As cantoras Claudia Leitte e Simone Mendes são outras que também deram à luz nos EUA, apesar de justificarem questões de agenda.

O pediatra diz que tem tentado tirar a apreensão de clientes, por acreditar que a regra não deve entrar em vigor. “Mas as pessoas ficam preocupadas”, assume. O advogado brasileiro especialista em imigração Albert Resende explica que, da forma como acontece hoje, o chamado “turismo de nascimento” não é ilegal.

Dentro da lei de imigração, não tem nada que proíba. Mas os republicanos entendem que isso é prejudicial ao país”, explica o chefe jurídico do escritório especializado Witer, Pessoni & Moore.

]Mas, segundo a advogada Leda Almeida, CEO do escritório AG Immigration, especializado em direito migratório e baseado na Flórida, “com essa ordem executiva, pelo menos por enquanto, essa indústria do turismo do parto fica inviabilizada”.

Os partidários de Trump defendem que oferecer a cidadania a qualquer nascido no país estimula a imigração ilegal. Já os que são contra a medida do presidente defendem que nos EUA este é um direito constitucional, num país historicamente formado por imigrantes.

Direito previsto na Constituição

A cidadania por direito de nascença está prevista na 14ª Emenda da Constituição dos EUA, que afirma que “todas as pessoas nascidas” nos Estados Unidos “são cidadãos dos Estados Unidos“.

É chamado jus soli automático, ou “direito do solo” sem restrições, adotado por países como México, Canadá e o Brasil (com algumas exceções).

Em outros países, como Reino Unido, Espanha ou Japão, o critério é o jus sanguinis — ou seja, a cidadania só é automaticamente garantida por descendência, caso algum dos pais já seja cidadão daquele país.

A ordem de Trump argumenta que a Constituição tem sido interpretada de forma errada, sustentando que ela se refere apenas a filhos de cidadãos ou residentes permanentes legais.

Especialistas em direito constitucional têm dito que Trump não poderia acabar com a cidadania por direito de nascença com uma ordem executiva.

“Ele está fazendo algo que vai incomodar muitas pessoas, mas, no final das contas, isso será decidido pelos tribunais“, disse à BBC Saikrishna Prakash, especialista constitucional e professor da Faculdade de Direito da Universidade da Virgínia. “Isso não é algo que ele pode decidir sozinho.”

“Não dá para falar que vai ser realmente feito dessa forma, porque vai tem que passar por vários trâmites legais”, concorda o brasileiro Albert Resende.

Trump assinou ordens executivas logo após tomar posse. — Foto: Reuters via BBC

Trump assinou ordens executivas logo após tomar posse. — Foto: Reuters via BBC

A entidade ativista American Civil Liberties Union e outros grupos processaram imediatamente o governo Trump por causa da ordem executiva.

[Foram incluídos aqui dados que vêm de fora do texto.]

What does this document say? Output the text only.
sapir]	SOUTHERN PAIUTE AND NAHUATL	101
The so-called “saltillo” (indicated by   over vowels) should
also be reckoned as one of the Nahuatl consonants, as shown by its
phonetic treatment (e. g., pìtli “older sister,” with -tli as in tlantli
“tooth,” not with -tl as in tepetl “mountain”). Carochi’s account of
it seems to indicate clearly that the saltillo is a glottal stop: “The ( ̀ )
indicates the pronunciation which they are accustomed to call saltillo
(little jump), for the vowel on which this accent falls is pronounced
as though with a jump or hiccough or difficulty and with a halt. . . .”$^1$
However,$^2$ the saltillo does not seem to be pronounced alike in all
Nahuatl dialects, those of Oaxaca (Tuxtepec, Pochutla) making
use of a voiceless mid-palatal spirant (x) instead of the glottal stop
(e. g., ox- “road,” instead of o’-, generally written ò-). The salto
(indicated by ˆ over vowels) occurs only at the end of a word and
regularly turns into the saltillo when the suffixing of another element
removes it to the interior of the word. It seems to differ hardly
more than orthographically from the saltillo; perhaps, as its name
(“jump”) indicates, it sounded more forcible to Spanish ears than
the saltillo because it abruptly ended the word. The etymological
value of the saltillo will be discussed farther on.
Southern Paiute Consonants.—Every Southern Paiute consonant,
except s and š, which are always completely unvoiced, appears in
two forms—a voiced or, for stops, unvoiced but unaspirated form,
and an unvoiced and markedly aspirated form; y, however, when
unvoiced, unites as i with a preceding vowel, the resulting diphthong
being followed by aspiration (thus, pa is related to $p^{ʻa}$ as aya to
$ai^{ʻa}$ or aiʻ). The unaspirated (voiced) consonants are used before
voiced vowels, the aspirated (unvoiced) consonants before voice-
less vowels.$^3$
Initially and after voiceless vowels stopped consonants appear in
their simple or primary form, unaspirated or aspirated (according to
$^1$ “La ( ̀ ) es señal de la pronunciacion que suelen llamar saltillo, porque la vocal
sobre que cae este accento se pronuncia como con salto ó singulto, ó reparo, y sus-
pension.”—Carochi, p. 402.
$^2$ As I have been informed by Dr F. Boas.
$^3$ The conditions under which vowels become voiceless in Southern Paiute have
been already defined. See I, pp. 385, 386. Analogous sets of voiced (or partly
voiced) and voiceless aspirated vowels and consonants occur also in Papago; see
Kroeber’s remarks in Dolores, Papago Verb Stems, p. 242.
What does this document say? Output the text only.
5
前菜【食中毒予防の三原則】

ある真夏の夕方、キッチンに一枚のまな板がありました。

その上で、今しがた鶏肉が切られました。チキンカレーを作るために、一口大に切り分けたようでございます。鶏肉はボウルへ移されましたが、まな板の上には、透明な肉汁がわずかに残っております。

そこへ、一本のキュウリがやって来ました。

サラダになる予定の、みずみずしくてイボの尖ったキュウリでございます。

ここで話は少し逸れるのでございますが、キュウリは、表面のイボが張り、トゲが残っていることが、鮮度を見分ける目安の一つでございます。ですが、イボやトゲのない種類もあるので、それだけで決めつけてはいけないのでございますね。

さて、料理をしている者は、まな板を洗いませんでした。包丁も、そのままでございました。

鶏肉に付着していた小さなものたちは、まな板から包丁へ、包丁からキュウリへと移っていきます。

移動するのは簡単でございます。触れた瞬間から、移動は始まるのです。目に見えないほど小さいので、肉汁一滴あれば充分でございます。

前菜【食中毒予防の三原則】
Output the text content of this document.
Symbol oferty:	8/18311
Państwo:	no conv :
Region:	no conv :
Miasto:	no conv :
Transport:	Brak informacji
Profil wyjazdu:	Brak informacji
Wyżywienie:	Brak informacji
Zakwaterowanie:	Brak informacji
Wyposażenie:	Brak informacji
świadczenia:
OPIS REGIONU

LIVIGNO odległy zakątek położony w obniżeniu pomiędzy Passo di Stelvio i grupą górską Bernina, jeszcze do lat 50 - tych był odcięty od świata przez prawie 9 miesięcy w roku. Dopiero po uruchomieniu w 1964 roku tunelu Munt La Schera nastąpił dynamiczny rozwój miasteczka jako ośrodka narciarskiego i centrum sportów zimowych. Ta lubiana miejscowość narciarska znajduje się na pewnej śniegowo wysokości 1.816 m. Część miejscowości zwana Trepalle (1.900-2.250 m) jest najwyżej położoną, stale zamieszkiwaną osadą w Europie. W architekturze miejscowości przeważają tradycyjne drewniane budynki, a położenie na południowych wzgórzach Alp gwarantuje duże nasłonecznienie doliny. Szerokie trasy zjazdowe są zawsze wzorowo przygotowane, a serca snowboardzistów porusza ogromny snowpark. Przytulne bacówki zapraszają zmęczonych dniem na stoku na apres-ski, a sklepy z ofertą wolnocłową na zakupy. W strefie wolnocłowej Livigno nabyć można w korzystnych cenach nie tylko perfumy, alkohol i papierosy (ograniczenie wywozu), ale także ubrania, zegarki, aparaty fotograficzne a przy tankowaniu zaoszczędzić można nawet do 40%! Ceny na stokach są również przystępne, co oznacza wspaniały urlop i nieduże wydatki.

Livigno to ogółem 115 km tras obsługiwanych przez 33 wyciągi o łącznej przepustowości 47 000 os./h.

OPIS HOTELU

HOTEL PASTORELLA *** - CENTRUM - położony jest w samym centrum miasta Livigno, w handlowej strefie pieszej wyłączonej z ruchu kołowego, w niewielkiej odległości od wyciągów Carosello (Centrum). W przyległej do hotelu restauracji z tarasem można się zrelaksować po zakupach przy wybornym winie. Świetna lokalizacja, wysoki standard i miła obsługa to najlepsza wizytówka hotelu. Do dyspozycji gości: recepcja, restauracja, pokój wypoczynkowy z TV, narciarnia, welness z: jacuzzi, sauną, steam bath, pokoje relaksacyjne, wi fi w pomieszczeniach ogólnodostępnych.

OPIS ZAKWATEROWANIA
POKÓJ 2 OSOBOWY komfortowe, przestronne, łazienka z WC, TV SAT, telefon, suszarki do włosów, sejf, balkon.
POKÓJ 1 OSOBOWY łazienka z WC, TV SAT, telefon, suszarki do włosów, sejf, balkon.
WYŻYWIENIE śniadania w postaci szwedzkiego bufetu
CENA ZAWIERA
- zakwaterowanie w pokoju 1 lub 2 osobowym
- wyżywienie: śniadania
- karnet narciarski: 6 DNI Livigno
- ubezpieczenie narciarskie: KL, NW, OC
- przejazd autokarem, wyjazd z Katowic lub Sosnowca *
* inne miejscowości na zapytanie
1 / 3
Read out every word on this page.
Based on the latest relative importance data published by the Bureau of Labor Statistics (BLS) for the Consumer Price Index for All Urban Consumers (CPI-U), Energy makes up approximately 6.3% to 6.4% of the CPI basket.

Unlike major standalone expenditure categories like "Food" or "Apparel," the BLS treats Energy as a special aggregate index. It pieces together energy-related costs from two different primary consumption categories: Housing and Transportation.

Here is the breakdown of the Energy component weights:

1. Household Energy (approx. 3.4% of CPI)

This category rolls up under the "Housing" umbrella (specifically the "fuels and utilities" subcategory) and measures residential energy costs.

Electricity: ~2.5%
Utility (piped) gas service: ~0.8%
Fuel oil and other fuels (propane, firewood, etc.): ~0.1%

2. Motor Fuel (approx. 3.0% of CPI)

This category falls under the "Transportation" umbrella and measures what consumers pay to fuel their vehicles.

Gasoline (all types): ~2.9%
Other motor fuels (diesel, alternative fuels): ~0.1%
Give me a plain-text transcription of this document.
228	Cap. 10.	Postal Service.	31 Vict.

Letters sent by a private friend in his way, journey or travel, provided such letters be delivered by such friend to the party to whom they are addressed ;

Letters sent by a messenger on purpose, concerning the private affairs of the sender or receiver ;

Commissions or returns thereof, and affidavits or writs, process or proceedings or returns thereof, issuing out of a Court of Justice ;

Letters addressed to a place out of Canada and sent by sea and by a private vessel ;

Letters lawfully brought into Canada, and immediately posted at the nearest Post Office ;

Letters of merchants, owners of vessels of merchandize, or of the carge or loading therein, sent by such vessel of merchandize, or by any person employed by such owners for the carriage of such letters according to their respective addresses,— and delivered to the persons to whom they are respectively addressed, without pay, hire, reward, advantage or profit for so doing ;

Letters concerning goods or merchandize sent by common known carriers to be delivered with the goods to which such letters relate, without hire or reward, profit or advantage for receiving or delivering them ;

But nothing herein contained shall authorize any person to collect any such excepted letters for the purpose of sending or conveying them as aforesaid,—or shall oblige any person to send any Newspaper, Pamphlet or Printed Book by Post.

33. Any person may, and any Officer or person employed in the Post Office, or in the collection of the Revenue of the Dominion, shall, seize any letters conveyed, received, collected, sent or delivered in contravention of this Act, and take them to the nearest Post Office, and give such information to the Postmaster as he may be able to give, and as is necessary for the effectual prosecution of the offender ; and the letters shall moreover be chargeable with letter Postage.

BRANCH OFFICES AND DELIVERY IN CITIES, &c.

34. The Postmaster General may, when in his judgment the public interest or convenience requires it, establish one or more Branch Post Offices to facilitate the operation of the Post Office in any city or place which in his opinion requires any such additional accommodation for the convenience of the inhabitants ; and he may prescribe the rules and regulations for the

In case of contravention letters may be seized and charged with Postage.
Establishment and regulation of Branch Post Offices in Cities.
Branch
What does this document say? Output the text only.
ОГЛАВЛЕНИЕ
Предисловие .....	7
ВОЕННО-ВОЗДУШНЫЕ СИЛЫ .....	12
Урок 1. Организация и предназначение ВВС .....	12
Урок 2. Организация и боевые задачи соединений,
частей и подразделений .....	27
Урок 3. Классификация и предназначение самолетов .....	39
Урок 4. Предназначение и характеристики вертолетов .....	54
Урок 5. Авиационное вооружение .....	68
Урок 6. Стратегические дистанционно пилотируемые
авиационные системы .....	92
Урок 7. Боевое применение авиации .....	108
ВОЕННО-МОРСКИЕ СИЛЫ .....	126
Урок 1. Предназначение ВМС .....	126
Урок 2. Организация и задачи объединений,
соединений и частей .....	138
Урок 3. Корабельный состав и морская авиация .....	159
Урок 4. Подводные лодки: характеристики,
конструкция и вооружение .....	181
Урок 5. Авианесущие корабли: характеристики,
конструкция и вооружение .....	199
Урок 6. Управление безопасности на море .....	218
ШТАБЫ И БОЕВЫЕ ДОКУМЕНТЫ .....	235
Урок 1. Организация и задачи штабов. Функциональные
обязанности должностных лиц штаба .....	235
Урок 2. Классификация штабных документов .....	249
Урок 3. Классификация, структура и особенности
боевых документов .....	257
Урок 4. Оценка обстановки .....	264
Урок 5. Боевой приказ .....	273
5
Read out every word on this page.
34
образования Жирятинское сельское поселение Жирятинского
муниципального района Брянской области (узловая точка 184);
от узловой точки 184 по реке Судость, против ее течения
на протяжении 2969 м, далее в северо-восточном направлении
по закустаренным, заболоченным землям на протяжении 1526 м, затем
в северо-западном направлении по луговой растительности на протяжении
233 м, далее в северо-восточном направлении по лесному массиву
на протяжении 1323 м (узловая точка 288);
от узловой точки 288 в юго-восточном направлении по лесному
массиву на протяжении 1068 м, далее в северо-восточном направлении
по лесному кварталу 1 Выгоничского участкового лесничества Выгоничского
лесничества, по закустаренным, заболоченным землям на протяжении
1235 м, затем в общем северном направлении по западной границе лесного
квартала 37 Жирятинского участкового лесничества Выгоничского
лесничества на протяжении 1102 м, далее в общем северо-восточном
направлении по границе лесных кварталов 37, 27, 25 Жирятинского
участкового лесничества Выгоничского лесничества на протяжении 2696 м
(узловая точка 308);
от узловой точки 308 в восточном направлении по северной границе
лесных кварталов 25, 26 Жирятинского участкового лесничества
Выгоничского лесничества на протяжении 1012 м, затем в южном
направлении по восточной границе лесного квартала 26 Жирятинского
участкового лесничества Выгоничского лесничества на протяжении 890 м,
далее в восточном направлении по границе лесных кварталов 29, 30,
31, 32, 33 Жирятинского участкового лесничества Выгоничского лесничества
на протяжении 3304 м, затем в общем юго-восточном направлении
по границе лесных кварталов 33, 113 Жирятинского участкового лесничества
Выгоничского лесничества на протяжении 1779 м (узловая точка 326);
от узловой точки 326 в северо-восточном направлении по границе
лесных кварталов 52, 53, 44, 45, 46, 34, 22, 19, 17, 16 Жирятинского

Em uma ação separada, mais quatro Estados já tentam bloquear a medida.

O procurador-geral de Nova Jersey, Matthew J. Platkin, que liderou um dos esforços jurídicos junto aos procuradores-gerais da Califórnia e de Massachusetts, declarou que a tentativa de Trump de limitar a cidadania por nascimento foi “extraordinária e extrema”.